Para conhecer a distribuição do eucalipto é necessário retroceder ao ano de 2010 e à cartografia das ocupações e usos do solo dessa data.

O eucalipto ocorre predominantemente na Serra de Monchique e nas áreas de altitudes médias envolventes. Depois do impacte territorial do incêndio de 2018, que destruiu uma parte apreciável dos eucaliptais algarvios, ficou integrada na 1.ª prioridade de fiscalização a freguesia de Marmelete e grande parte do concelho de Aljezur, conjunto de áreas onde está instalada a maior 'mancha' de eucaliptos que não arderam.

Na avaliação dos riscos de incêndios florestais e rurais consideram-se variáveis como as ocupações e usos do solo actuais, o histórico de incêndios, o clima e as alterações climáticas, a demografia (densidade e taxas de actividade e de envelhecimento). No Algarve é certo que são consideráveis as condições climatéricas que favorecem as ignições e a propagação dos incêndios florestais e rurais, e que estas estão a aumentar em consequência das alterações climáticas. É certo que o interior está abandonado, despovoado e envelhecido, factores que contribuem também para riscos acrescidos de incêndios florestais e rurais. Mas é também verdade que as áreas de florestas de resinosas e de eucalipto aumentaram imenso nas mais recentes décadas.

Anteriores às Cartas de Ocupação e Uso do Solo, elaboradas já no séc. XXI pela Direção-Geral do Território, existem as Cartas Agrícolas e Florestais de Portugal, datadas para o Algarve uma da década de 1950 e outra dos finais do séc. XIX e inícios do séc. XX. As duas figuras abaixo, elaboradas com legendas comparáveis com as das figuras acima, apresentam a distribuição do pinheiro bravo, do pinheiro manso e do eucalipto na década de 1950, para as áreas integradas na agora delimitada 1.ª prioridade. É por demais evidente que a ocorrência de qualquer uma dessas três espécies era muito reduzida.
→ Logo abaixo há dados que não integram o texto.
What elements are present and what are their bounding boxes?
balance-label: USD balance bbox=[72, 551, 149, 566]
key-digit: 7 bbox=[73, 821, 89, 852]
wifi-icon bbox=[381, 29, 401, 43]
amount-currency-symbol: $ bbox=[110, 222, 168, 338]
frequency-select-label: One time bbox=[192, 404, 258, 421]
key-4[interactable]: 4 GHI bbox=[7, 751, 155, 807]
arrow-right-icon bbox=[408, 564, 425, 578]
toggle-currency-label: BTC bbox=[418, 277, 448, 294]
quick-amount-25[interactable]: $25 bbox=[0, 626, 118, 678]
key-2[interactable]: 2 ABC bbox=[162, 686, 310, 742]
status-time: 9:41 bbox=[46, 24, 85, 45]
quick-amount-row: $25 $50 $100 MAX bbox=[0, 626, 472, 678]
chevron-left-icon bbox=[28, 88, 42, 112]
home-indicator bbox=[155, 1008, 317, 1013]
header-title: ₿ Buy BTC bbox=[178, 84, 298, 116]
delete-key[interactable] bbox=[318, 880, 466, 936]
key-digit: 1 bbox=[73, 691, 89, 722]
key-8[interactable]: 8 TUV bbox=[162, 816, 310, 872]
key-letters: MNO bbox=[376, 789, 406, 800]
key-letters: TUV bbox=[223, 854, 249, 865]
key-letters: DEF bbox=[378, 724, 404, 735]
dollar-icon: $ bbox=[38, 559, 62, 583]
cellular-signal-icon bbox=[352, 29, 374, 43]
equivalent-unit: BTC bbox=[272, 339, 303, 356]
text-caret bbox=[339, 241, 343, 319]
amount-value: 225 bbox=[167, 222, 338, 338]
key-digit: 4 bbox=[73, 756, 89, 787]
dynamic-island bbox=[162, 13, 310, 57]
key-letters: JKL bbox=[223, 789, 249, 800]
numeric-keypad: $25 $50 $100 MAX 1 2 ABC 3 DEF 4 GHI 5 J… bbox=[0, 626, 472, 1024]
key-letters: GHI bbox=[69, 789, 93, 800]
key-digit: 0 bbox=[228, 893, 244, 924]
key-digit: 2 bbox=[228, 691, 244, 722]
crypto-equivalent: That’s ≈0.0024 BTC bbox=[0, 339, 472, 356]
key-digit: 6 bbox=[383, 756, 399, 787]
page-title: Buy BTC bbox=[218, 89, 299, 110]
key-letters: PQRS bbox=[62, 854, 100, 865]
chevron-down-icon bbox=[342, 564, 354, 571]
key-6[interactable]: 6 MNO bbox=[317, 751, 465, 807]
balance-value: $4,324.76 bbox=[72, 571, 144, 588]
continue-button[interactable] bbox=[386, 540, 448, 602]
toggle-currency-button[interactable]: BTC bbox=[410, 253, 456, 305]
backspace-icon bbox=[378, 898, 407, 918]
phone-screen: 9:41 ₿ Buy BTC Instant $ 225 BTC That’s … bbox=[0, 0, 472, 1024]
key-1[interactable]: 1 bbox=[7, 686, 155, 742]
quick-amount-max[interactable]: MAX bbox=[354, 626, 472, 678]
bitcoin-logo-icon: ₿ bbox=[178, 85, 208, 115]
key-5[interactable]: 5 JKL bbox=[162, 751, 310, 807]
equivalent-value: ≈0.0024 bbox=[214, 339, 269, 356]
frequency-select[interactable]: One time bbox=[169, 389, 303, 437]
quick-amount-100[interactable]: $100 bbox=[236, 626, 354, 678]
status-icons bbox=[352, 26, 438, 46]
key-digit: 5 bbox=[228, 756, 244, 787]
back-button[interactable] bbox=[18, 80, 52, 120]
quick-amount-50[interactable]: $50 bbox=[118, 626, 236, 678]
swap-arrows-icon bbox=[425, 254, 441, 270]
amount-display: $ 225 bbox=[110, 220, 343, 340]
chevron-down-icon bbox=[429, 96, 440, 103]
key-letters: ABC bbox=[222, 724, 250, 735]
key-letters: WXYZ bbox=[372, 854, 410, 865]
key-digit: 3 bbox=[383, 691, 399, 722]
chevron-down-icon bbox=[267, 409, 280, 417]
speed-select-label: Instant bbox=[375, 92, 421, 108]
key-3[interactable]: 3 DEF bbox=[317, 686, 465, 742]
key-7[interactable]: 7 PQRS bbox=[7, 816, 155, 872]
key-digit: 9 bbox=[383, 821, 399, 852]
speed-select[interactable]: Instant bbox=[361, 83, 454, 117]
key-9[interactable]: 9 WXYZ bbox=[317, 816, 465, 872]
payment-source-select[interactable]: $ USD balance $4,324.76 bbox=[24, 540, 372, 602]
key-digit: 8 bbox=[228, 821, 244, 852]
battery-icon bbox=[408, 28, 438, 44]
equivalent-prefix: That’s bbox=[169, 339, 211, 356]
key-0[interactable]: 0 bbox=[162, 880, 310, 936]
Assim, entre a década de 1950 e o presente, a ocupação florestal no Algarve alterou-se muito consideravelmente, nomeadamente com a expansão das três espécies em análise.

Na Carta Agrícola e Florestal de Portugal em finais do séc. XIX e inícios do séc. XX a distribuição do pinheiro bravo e do pinheiro manso é ainda mais diminuta e o eucalipto não chega sequer a ter expressão que justificasse tê-lo considerado uma classe cartográfica. Em síntese, a par do clima e das alterações climáticas, e da demografia, os usos florestais que contribuem para o elevado risco de incêndios rurais e florestais têm sido objecto de grandes incrementos, desde o final do séc. XIX até ao presente.

O ordenamento florestal do território, a par de uma gestão da floresta actual dirigida para a redução do risco, é indispensável para que os valores naturais, sócio-económicos e humanos não sejam periodicamente ameaçados ou mesmo destruídos pelos incêndios rurais e florestais.